Гузаль, сдав экзамены и получив свидетельство, как и большинство сверстниц, работала в бригаде. Поступать в СПТУ не разрешили родители. Они вполне резонно решили, что Гузаль живет в кишлаке в уже привычной для нее обстановке, а там, вдали от дома, среди новых девушек и парней, кто знает, как обернется дело. Но Рано уже с ней не было. Наргиза Юлдашевна, взяв отпуск, увезла дочь то ли в Ташкент, то ли в Самарканд, к своим родственникам, на все два месяца. За это время, думала она, Рано поостынет, пообщается там с подобными себе, а уж потом ни за какие деньги не согласится продолжать свою дурацкую дружбу с Гузаль. Но отсутствие Рано заметно сказывалось на Гузаль, настроение у нее менялось чаще, чем тучи закрывали солнце весной. То она была весела и жизнерадостна, то вдруг впадала в депрессию, никого видеть не хотела, только придет с работы, ложилась спать, но не засыпала, а лежала с открытыми глазами до полуночи, а то и дольше, ворочалась с боку на бок, думала все о своем, вздыхала, порой всхлипывала. Если мать интересовалась, в чем дело, она ссылалась на усталость и жару.
Действительно, жарко было и по ночам. Воздух над кишлаком повисал в неподвижности, и с болот Сурхана обрушивались тучи комаров, от них ничто не могло спасти. Они продирались сквозь марлевый полог и кусали, впиваясь острыми жалами в тело. Хола и сама нередко не могла долго уснуть, шлепала ладонями прилипших к шее или рукам насекомых, потом все это надоедало ей, и она разжигала полусырой кизяк и таким образом спасалась от комаров. Правда, спать окутанной едким дымом тоже не очень приятно, даже очень неприятно, но все же лучше, чем просыпаться утром с опухшим лицом и волдырями на шее. Об усталости и говорить нечего. Зебо-хола знает, что это такое — работа летом. Наступит саратан, станет и того труднее.
За неделю до саратана Гузаль резко изменилась, и Хола обратила на это внимание. Один день, второй, третий. Гузаль подавлена, грустна, придет с работы, и молчит, молчит, уставится в какую-нибудь точку, и ты хоть кол теши на голове, не обернется, не пошевелится. Попросишь что сделать, точно заведенная кукла, пробренчит своими пружинами, затем сядет и опять прежняя поза. Но хола, как всегда, ни о чем не расспрашивала ее.
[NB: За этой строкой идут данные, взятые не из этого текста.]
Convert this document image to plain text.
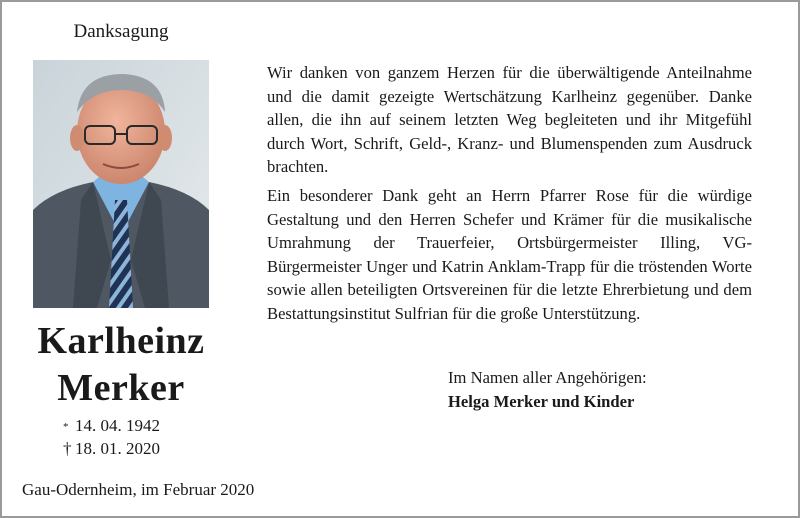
Danksagung
Karlheinz
Merker
* 14. 04. 1942
† 18. 01. 2020

Wir danken von ganzem Herzen für die überwältigende Anteilnahme und die damit gezeigte Wertschätzung Karlheinz gegenüber. Danke allen, die ihn auf seinem letzten Weg begleiteten und ihr Mitgefühl durch Wort, Schrift, Geld-, Kranz- und Blumenspenden zum Ausdruck brachten.

Ein besonderer Dank geht an Herrn Pfarrer Rose für die würdige Gestaltung und den Herren Schefer und Krämer für die musikalische Umrahmung der Trauerfeier, Ortsbürgermeister Illing, VG-Bürgermeister Unger und Katrin Anklam-Trapp für die tröstenden Worte sowie allen beteiligten Ortsvereinen für die letzte Ehrerbietung und dem Bestattungsinstitut Sulfrian für die große Unterstützung.

Im Namen aller Angehörigen:
Helga Merker und Kinder
Gau-Odernheim, im Februar 2020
Причина такого поведения Гузаль была в том, что Батыр, которого она видела каждый день, обязательно находила возможность хоть искоса взглянуть на него, поехал поступать в институт. Ей казалось, что жизнь потеряла для нее смысл. Она была уверена, что в любой институт примут такого красавца, не могут не принять, а уж девушки там начнут табунами бегать за ним, как это было в школе. И от мыслей, что она больше никогда не увидит парня, на душе было тошно, хотелось броситься с высокого яра и распрощаться с жизнью, чтобы закончились для нее мучения. Но такого яра в кишлаке не было, для этого следовало уйти подальше в отроги Бабатага. Днем изнурительная работа, люди вокруг, шутки, смех, все это как-то отвлекало ее от грустных мыслей, но только наступал вечер, Гузаль места себе не находила. Она представляла, как Батыр с новыми девчатами ходит на индийские фильмы, угощает их конфетами и мороженым и влилась на него, приказывала себе не думать о нем, выбросить из сердца, но… сердце не подчиняется разуму, оно готово простить ему все-все, лишь бы снова появился в кишлаке, лишь бы Гузаль хоть еще раз увидела его.
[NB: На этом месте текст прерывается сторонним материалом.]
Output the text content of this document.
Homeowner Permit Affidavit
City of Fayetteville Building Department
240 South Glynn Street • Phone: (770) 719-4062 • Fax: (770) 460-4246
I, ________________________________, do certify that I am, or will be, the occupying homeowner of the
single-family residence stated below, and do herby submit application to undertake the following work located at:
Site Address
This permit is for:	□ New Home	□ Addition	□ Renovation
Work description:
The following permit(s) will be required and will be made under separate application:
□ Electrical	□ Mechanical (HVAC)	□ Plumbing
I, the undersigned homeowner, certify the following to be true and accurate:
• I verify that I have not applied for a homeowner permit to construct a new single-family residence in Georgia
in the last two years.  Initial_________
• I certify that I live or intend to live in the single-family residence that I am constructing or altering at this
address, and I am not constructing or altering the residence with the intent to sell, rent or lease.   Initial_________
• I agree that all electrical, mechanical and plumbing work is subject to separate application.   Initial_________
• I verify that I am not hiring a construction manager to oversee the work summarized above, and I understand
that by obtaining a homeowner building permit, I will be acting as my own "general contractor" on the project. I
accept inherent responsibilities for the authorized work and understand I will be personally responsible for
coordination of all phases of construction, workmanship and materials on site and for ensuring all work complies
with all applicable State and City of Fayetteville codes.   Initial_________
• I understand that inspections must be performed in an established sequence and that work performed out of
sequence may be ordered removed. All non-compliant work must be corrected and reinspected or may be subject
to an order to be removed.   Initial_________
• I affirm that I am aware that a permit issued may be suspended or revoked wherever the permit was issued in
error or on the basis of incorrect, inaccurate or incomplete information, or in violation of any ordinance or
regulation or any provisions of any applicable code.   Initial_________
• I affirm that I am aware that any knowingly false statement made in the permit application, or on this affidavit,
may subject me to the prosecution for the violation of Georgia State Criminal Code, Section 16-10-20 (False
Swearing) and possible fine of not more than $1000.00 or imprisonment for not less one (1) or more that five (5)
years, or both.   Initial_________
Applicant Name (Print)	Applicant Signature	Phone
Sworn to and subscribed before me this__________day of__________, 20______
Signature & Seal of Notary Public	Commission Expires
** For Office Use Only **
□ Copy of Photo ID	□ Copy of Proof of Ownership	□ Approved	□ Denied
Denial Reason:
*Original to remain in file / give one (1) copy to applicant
Чувствуя, что уже дальше нет мочи видеть дочь такой, Зебо-хола решила сводить ее к врачу. В один из дней она пришла в бригаду засветло, и, получив разрешение табельщика, увела Гузаль с собой.
— Мама, я совершенно здорова, — сказала она, следуя за ней, — только голова изредка побаливает, так это от солнца.
— Ну и хорошо, дочка, — согласилась хола, — врач посмотрит, посоветует, как с головой быть. Ведь у других же ничего не болит, верно?
— Откуда я знаю, — ответила Гузаль, — не спрашивала.